0. Prolog
Prolog
Dua minggu lalu...
“Tok-tok...” Terdengar suara pintu ruangan diketuk. Seseorang berdiri di depan ruang bertuliskan ―Kepala Sekolah, menunggu pemilik ruangan membalas sapaannya. “Ya masuk.” Suara pimpinan sekolah menggema, diikuti pintu ruangan yang terbuka. Seorang guru pria memasuki ruangan menghadap kepala sekolah yang kini berpindah dari balik meja kerjanya. Terlihat berwibawa dengan tatapan mata dan wajah serius berjalan menuju guru pria itu, yang kini gugup berdiri kaku.
“Bapak ingin bertemu dengan saya?” Tanya guru itu merasa bingung. Secara dirinya sampai diminta datang ke ruang pimpinan, meski ia sendiri masih belum tahu karena alasan apa.
“Mari duduk, ada yang ingin saya sampaikan.” Ajak pimpinan sekolah sekaligus atasannya itu, bermaksud membuat suasana lebih santai. Sang guru hanya mengangguk menuruti perintah atasannya masih dengan berselimut tanya. Sebuah dokumen yang sedari tadi berada dalam genggaman tangan kepala sekolah, mendarat di permukaan meja. Tanpa diminta, guru tersebut memahami bahwa lembaran kertas di depannya harus ia terima, buka dan lihat saat itu juga. Terdapat sebuah data pribadi seseorang tercantum di sana dengan jelas dan terperinci. Dimulai dengan nama, asal, tanggal lahir, gender, alamat dan seterusnya.
“Murid pindahan?!” Gumam sang guru pada dirinya sendiri. Selama bekerja di sekolah tersebut, belum pernah ia menangani kasus murid pindahan dari sekolah lain. Mengapa, karena alasannya sekolah tempat ia bekerja tidak pernah menerima siswa pindahan dari luar. Setidaknya itu yang terjadi selama 3,5 tahun karirnya bekerja di sana. Mengapa demikian, karena sekolah ini adalah sekolah elit yang hanya berisikan anak-anak dari kalangan sosial kelas atas.
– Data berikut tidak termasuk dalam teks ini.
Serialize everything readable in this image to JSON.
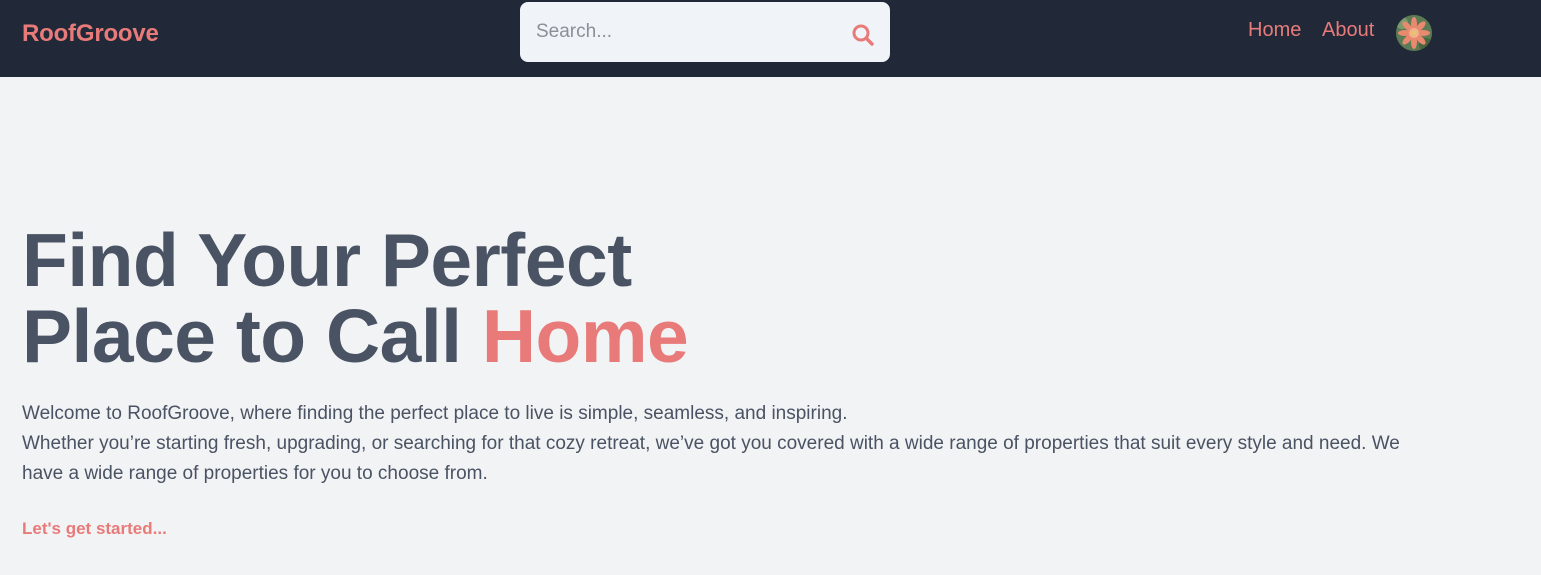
{
  "header": {
    "brand": "RoofGroove",
    "search": {
      "placeholder": "Search...",
      "value": "",
      "icon": "search-icon"
    },
    "nav": [
      {
        "label": "Home"
      },
      {
        "label": "About"
      }
    ],
    "avatar_icon": "flower-avatar-icon"
  },
  "hero": {
    "title_line1": "Find Your Perfect",
    "title_line2_prefix": "Place to Call ",
    "title_line2_accent": "Home",
    "paragraph_line1": "Welcome to RoofGroove, where finding the perfect place to live is simple, seamless, and inspiring.",
    "paragraph_line2": "Whether you’re starting fresh, upgrading, or searching for that cozy retreat, we’ve got you covered with a wide range of properties that suit every style and need. We have a wide range of properties for you to choose from.",
    "cta_label": "Let's get started..."
  },
  "colors": {
    "accent": "#e87b79",
    "navbar_bg": "#212838",
    "page_bg": "#f2f3f5",
    "heading": "#4a5363"
  }
}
Siswa yang bersekolah di sini hanyalah mereka yang sejak tingkat kanak-kanak telah bersekolah di sana dan tetap meneruskan bersekolah di sana pada jenjang tingkatan lebih tinggi setelahnya.
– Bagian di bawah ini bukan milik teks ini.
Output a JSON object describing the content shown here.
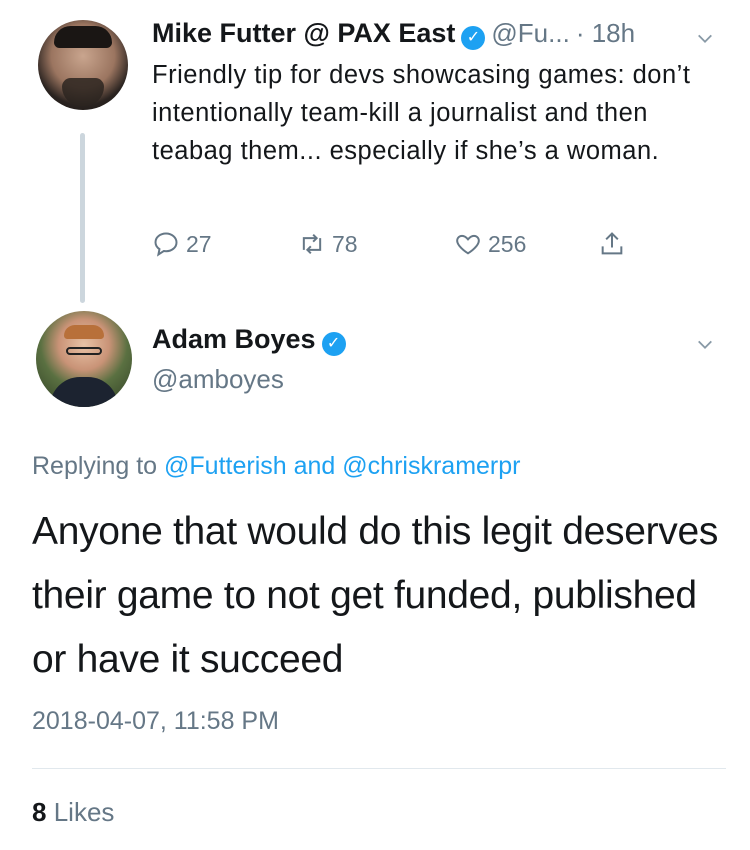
{
  "parent_tweet": {
    "author_name": "Mike Futter @ PAX East",
    "handle": "@Fu...",
    "time": "· 18h",
    "text": "Friendly tip for devs showcasing games: don’t intentionally team-kill a journalist and then teabag them... especially if she’s a woman.",
    "reply_count": "27",
    "retweet_count": "78",
    "like_count": "256"
  },
  "main_tweet": {
    "author_name": "Adam Boyes",
    "handle": "@amboyes",
    "replying_prefix": "Replying to",
    "replying_to_1": "@Futterish",
    "replying_and": "and",
    "replying_to_2": "@chriskramerpr",
    "text": "Anyone that would do this legit deserves their game to not get funded, published or have it succeed",
    "timestamp": "2018-04-07, 11:58 PM",
    "likes_count": "8",
    "likes_label": "Likes"
  },
  "colors": {
    "accent": "#1da1f2",
    "muted": "#657786",
    "text": "#14171a",
    "thread_line": "#ccd6dd"
  }
}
“Saya harap Anda bisa memberi perhatian dan support yang dibutuhkan pada anggota baru keluarga besar sekolah tercinta kita ini.” Pesan kepala sekolah dengan seulas senyuman tipis.
Kini guru itu semakin penasaran pada sosok calon murid baru di kelasnya itu. Siapa dia gerangan, memilih pindah di tengah semester berlangsung. Terlebih lagi bisa diterima masuk bersekolah di sana yang terkenal ketat pada seleksi bibit-bebet-bobot kandidat siswa. Hanya ada dua kemungkinan, murid pindahan ini benar-benar maha kaya raya atau ia benar-benar siswa super berotak encer. Lebih memungkinkan lagi bila kedua jawaban itu benar.
“Ada apa pak Aryan?” Tanya kepala sekolah melihat salah satu guru pengajar terpercaya di sekolahnya tidak menunjukkan reaksi atau pun memberi tanggapan setelah melihat dokumen itu.
“Ah! Tidak apa Pak, hanya... Baru kali ini saya menangani siswa pindahan.” Kepala sekolah tersenyum menganggukan kepala lemah. Banyak hal yang ingin Aryan tanyakan, hingga lama memutuskan. “Apa anak ini berasal dari keluarga dengan latar belakang khusus Pak?” Kepala sekolah hanya diam menghadapi pertanyaan itu. “Atau ia memiliki prestasi luar biasa dalam akademik?” Dua pertanyaan Aryan tidak mendapat jawaban.
Keadaan sesaat menjadi canggung bagi Aryan, gugup menanti respon atasannya itu. Sekaligus merasa cemas karena tampaknya ia salah telah mengajukan dua pertanyaan tadi. Semua terbaca jelas dari jeda waktu yang berjalan dan sikap diam kepala sekolah sebelum berkata, “Anda hanya perlu camkan bahwa permasalahan kepindahan siswa ini adalah permintaan langsung dari donatur utama sekolah kita pak Aryan. Jadi saya harap Anda bersikap dengan BAIK dan TANPA KESALAHAN apa pun.” Sorot mata kepala sekolah penuh karisma cukup mengintimidasi Aryan hingga tengkuknya terasa hawa dingin, ditambah dengan kalimat penekanan seperti itu.
“B-Baik Pak, saya mengerti.” Segala rasa penasaran Aryan langsung sirna tentang anggota baru yang akan bergabung di kelasnya itu. Siapa pun dia, yang perlu Aryan lakukan adalah tetap bekerja seperti selama ini tanpa menimbulkan permasalahan apa pun.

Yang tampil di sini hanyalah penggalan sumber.